Отделившись от группы солдат, к Тамаре шагал Шверер.
— Что это за комедия? Где парашют? — зашипел Шверер ей в лицо.
Тамара встала.
— Простите, я, кажется, ошиблась. Так болит голова…
Удар плеткой по лицу. Тамара упала. Банфельди наклонился над ней, чтобы нанести второй удар, но Шверер остановил его.
— Не увлекайтесь. Она может сдохнуть.
…Придя в себя, Тамара увидела, что сидит, прислоненная спиной к дереву и привязанная к стволу ружейным ремнем. Гитлеровцы стояли рядом.
— Надо уходить к машинам на дорогу, — говорил Банфельди. — Не исключено, что эта тварь могла завести нас в логово партизан.

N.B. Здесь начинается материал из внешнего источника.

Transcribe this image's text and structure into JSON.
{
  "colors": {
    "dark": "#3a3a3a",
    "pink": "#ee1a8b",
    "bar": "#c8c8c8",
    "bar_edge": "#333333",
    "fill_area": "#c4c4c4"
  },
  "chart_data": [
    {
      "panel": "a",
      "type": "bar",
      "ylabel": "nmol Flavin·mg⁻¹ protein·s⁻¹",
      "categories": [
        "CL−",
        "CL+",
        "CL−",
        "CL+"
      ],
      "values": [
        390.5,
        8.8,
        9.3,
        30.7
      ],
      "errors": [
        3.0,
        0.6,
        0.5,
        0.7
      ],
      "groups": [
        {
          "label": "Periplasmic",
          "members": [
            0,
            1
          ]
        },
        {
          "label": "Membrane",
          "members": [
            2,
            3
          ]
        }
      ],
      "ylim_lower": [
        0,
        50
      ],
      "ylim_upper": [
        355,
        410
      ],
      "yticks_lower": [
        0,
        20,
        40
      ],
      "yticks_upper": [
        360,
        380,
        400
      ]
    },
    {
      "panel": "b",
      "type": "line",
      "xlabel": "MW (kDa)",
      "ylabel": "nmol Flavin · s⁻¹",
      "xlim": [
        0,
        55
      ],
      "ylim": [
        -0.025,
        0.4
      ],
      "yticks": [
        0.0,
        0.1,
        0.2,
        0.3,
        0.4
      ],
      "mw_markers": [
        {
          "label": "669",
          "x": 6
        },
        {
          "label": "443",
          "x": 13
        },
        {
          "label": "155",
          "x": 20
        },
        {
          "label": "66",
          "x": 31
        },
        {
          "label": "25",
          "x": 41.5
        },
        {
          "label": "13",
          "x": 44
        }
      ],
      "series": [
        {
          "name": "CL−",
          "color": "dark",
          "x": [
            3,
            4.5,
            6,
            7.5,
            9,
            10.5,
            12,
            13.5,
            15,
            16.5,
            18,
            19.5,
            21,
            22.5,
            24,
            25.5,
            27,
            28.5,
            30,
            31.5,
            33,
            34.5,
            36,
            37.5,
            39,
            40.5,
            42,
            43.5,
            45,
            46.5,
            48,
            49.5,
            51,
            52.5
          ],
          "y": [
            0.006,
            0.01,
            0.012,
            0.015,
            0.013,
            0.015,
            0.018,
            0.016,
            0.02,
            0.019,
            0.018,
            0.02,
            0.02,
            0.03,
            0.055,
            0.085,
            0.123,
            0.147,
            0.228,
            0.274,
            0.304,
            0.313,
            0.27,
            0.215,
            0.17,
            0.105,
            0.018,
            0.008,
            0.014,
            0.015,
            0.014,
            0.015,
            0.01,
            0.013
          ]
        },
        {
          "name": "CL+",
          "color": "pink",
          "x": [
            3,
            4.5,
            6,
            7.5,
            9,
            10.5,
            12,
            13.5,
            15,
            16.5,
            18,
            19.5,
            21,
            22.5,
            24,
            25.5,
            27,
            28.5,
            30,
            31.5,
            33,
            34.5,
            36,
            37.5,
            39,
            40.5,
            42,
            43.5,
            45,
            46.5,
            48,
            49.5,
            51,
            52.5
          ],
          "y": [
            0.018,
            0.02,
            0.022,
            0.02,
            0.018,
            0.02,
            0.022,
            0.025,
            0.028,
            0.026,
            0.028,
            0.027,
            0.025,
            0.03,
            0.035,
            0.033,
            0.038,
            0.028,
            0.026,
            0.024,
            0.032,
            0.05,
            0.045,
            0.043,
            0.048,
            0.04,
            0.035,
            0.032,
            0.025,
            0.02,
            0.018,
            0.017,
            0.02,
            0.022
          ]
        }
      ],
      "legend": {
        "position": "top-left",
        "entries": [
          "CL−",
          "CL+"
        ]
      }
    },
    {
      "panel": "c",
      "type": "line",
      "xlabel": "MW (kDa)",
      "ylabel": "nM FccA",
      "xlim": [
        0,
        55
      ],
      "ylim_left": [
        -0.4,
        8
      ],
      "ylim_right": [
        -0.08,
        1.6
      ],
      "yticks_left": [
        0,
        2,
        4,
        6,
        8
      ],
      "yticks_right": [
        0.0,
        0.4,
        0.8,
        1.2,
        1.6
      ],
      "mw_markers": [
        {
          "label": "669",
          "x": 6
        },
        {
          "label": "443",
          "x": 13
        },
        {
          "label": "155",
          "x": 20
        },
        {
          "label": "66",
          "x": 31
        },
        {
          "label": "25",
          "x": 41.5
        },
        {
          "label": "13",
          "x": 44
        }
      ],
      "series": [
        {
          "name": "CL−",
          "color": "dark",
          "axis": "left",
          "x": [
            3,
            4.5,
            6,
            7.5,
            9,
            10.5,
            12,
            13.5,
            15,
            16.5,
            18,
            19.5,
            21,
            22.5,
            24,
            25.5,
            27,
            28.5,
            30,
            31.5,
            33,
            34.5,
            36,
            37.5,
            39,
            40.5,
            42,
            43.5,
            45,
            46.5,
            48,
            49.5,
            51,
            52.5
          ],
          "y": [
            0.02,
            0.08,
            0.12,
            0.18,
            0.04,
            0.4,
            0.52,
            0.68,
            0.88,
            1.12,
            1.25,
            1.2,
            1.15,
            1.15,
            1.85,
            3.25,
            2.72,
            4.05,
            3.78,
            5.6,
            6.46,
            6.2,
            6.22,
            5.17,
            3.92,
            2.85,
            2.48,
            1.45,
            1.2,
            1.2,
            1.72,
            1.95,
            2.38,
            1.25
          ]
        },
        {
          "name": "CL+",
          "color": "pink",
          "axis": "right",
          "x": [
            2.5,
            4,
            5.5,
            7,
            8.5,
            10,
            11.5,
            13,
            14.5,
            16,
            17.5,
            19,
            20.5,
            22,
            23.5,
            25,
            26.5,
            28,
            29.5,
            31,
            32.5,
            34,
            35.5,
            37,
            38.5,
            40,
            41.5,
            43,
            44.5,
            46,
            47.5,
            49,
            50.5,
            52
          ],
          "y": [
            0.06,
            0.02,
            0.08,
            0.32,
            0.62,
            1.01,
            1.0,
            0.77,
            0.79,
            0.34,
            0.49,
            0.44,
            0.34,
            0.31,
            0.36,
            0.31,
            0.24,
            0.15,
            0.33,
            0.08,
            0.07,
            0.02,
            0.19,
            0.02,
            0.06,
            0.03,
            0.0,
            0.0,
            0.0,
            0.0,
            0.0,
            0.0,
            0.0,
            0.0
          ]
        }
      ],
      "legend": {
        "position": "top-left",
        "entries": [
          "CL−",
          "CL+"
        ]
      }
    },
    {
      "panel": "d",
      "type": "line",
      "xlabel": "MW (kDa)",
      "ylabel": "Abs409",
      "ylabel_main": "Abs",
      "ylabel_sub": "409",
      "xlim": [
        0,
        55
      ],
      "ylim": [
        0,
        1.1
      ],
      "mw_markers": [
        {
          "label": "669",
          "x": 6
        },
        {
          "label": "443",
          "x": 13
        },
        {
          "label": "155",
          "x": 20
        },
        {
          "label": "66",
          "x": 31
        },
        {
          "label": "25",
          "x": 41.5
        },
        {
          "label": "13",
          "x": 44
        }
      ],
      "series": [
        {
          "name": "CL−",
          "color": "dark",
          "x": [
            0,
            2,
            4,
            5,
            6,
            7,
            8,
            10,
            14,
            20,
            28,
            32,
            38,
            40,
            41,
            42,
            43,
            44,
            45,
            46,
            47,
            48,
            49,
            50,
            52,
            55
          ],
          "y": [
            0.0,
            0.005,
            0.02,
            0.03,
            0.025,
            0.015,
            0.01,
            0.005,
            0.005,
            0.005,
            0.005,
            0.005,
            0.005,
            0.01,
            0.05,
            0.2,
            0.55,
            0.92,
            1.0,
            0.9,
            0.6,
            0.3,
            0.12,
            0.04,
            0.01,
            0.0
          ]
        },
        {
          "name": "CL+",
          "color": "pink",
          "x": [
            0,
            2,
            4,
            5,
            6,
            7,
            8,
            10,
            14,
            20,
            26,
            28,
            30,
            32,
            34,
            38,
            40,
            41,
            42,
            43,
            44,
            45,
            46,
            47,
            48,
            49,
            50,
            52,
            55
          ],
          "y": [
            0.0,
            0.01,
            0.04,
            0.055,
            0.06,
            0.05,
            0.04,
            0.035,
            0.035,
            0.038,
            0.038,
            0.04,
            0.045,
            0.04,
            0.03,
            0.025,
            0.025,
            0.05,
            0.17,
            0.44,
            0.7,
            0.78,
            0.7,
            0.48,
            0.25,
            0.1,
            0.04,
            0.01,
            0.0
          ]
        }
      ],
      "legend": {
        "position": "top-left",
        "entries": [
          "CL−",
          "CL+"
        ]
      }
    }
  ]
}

— Вы трус, Банфельди, — оборвал его Шверер. — Мы останемся здесь. С утра возобновим поиски. Она уже сломлена и завтра покажет, где спрятан парашют. А партизаны если и есть в лесу, то только не в этом. Здесь им нечего делать.
Фашисты развели небольшой костер и, скорчившись, уселись вокруг него. Был выставлен пост. Изредка кто-нибудь из солдат отходил от костра, шел к Тамаре. Девушка делала вид, что сознание все еще не вернулось к ней.
— Сердце еще бьется, — сообщал солдат, вернувшись к костру.
Когда к ней подошел солдат по фамилии Шпирк, Тамара открыла глаза. Она замечала, что Шпирк иногда бросал на нее участливые взгляды и поэтому решила с вопросом обратиться именно к нему.
— Какое сегодня число? — тихо спросила Тамара.
Шпирк испуганно оглянулся на сидящих у костра и показал на пальцах. Тамара улыбнулась, слабо кивнула головой — она поняла.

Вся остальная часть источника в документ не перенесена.